The L: You’ve made a distinction between those in wheelchairs through injury versus through conditions at birth.
DO: People who have it as an injury appreciate what they have lost. The character Michael has lived this sheltered life and doesn’t know what opportunities are out there for him, he hasn’t discovered that. Duchene muscular dystrophy is a degenerating condition, but it starts quite early. So you’re already suffering from it, and by the time you’re ten you’re already in a wheelchair. So I think that people who are born with a condition like that have a different outlook, they certainly have a different life experience to people who obtain it as an injury in some way in older life. Particularly in terms of relationships, particularly in terms of dealing with the opposite sex, dealing with love and stuff like that. And so you end up being a very naïve grownup.
The L: How was Sundance?
DO: I’ll tell you, the audiences are fantastic. I went to two screenings; there was a standing ovation on the first night, which was amazing, and then a really interesting question and answer session. What I really brought back from Sundance was a boost to my hopes for the film. The audiences were so responsive to it. And it was unusual, something different happened, which I think shows the polarization of the two audiences, the UK and America. In the UK people asked, ”Were those two actors actually disabled?” and that usually provoked a discussion of the casting of disabled actors, which was a whole heated debate. When they asked the same question in Sundance, I was expecting a similar debate to happen, but they all just simultaneously applauded to show appreciation for the performances, which was incredibly gratifying. And the response from the disabled community was really positive.

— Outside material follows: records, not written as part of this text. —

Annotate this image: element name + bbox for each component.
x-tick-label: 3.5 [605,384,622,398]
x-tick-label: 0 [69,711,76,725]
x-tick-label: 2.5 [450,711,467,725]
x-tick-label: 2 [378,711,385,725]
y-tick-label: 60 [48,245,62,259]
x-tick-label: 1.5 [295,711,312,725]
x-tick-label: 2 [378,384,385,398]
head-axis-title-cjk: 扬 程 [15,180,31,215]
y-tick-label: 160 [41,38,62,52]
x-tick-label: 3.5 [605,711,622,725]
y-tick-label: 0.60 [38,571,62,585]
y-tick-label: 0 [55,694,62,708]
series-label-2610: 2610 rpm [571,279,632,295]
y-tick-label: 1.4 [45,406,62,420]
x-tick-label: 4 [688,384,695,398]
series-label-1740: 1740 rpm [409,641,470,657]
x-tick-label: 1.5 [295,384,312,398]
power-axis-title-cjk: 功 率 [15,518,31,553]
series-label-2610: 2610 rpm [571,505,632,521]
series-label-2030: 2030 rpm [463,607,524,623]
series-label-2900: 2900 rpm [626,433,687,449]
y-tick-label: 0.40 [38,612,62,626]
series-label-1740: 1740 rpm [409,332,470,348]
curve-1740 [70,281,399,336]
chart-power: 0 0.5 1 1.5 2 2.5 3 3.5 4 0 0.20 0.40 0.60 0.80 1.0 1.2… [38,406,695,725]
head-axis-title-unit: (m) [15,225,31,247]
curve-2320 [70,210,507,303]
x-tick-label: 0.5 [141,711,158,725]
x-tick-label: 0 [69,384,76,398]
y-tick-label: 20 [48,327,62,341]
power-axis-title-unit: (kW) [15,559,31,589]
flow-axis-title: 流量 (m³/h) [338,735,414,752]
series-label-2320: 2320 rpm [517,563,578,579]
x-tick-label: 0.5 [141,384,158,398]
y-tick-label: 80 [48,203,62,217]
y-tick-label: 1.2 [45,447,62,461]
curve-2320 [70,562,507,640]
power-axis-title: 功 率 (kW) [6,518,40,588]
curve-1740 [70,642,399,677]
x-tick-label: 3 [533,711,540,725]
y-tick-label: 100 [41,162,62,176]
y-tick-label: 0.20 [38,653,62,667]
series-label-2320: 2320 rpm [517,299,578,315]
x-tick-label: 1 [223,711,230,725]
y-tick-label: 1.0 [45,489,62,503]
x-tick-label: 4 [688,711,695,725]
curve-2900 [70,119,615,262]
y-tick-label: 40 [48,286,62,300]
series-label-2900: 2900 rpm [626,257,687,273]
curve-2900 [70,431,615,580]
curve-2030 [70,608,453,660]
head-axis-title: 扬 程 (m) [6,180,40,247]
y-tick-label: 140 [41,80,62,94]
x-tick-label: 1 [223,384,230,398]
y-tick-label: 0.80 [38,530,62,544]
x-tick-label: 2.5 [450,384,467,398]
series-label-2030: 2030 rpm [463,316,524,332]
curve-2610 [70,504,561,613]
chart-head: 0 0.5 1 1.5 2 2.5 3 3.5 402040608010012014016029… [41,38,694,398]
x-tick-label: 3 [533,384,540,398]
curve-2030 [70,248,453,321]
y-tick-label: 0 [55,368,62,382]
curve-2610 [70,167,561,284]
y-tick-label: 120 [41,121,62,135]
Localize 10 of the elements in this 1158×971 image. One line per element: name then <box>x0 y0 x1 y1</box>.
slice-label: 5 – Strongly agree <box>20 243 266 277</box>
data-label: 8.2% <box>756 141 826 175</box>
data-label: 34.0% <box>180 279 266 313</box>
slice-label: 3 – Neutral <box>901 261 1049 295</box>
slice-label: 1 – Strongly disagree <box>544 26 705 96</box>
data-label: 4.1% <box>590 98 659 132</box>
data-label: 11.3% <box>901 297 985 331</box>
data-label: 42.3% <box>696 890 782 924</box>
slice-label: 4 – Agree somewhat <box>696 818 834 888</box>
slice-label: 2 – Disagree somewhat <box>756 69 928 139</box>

Q: Were there any surprises in working with this community?
DO: There were, actually! The first day of my research we went to a home for severely disabled children. And we went around the home and visited the kids, and it was heartbreaking to see these kids with severe physical disabilities. Most of them were bright, intelligent children born, and I found that really depressing, and I thought I wasn’t going to be able to do this. And we were invited two days later to a screening and some residents of the home had made a short film called ‘Identity ”And they’d read that we were making the film, so they invited us to the screening. So I went along expecting some sort of life affirming comedy drama. And instead the film was about one of the residents who went around butchering all the residents and staff. And it showed her going around in the wheelchair stabbing poisoning shooting smothering, like everyone else. And everyone in the care home got their moment.